Greater cane rats can measure in head-and-body length from 43 to 60 cm with the tail measuring 16 to 19.5 cm. Typical weight is 3.2 to 5.2 kg, in males averaging some 4.5 kg, and females at 3.4 to 3.8 kg. In some cases, greater cane rats can weigh to approximately 7 to 9 kg. They are considered one of the largest rodents in Africa, behind only the Hystrix porcupines. It has rounded ears, a short nose, and coarse bristly hair. Its forefeet are smaller than its hind feet, each with three toes.

==Behaviour==
Cane rats are largely independent and they live in vaguely linked groups. Foraging is done alone. They are nocturnal and make nests from grasses or burrow underground. The typically reside near bodies of water, reed-beds, and thick vegetation. Individuals of the species may live in excess of four years. If frightened, they grunt and run towards water.

==Interactions with humans==
As humans expanded into the cane rat's native habitats, the cane rats likewise expanded from their native reeds into the plantations, particularly the sugar cane plantations from which they derive their name.

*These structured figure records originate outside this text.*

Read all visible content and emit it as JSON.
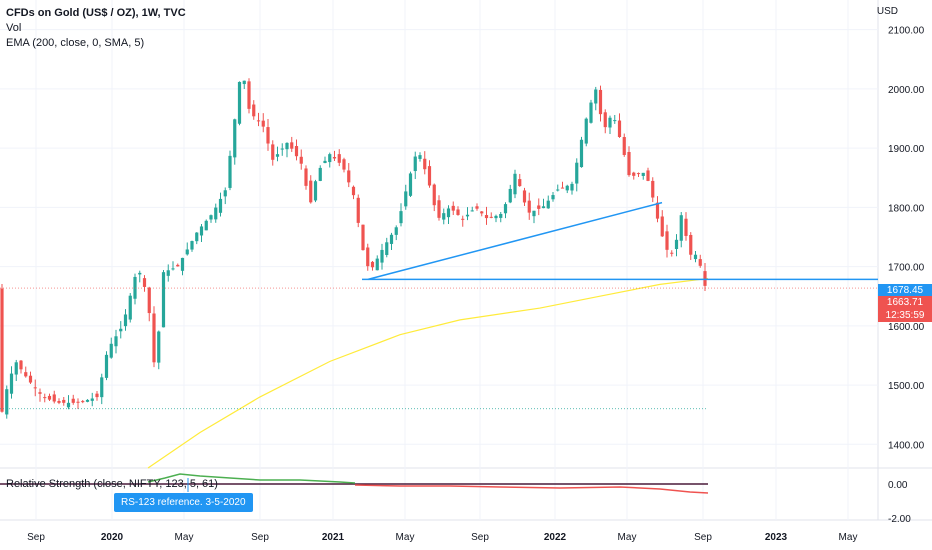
{
  "chart_data": {
    "type": "candlestick",
    "title": "CFDs on Gold (US$ / OZ), 1W, TVC",
    "indicators": [
      "Vol",
      "EMA (200, close, 0, SMA, 5)"
    ],
    "currency": "USD",
    "ylim": [
      1360,
      2150
    ],
    "y_ticks": [
      "2100.00",
      "2000.00",
      "1900.00",
      "1800.00",
      "1700.00",
      "1600.00",
      "1500.00",
      "1400.00"
    ],
    "x_ticks": [
      "Sep",
      "2020",
      "May",
      "Sep",
      "2021",
      "May",
      "Sep",
      "2022",
      "May",
      "Sep",
      "2023",
      "May"
    ],
    "key_prices": [
      {
        "label": "1678.45",
        "value": 1678.45,
        "color": "#2196f3"
      },
      {
        "label": "1663.71",
        "value": 1663.71,
        "color": "#ef5350"
      }
    ],
    "countdown": "12:35:59",
    "horizontal_lines": [
      1678.45,
      1460
    ],
    "pane2": {
      "label": "Relative Strength (close, NIFTY, 123, 5, 61)",
      "ticks": [
        "0.00",
        "-2.00"
      ],
      "annotation": "RS-123 reference. 3-5-2020"
    }
  }
}
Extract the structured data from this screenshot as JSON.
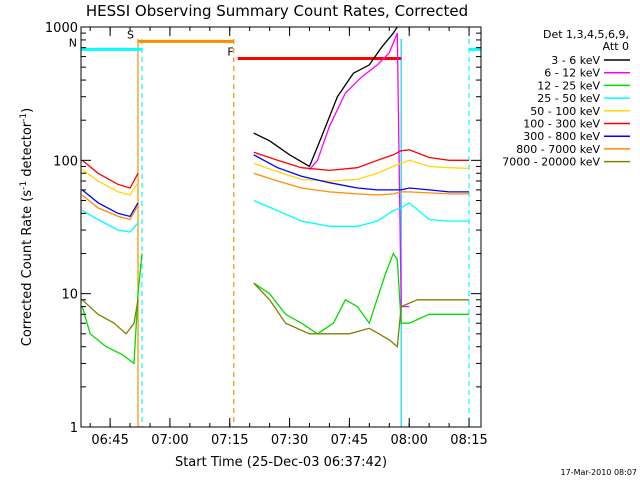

Their tendency to adopt plantations as habitat, where they feed on agricultural crops such as maize, wheat, sugar-cane and cassava, often earns them the label of agricultural pest. However, the peoples of the region also utilize the cane rat as a food source (as bushmeat), considering the meat a delicacy. Consequently, these rats are beginning to be raised in cages for sale.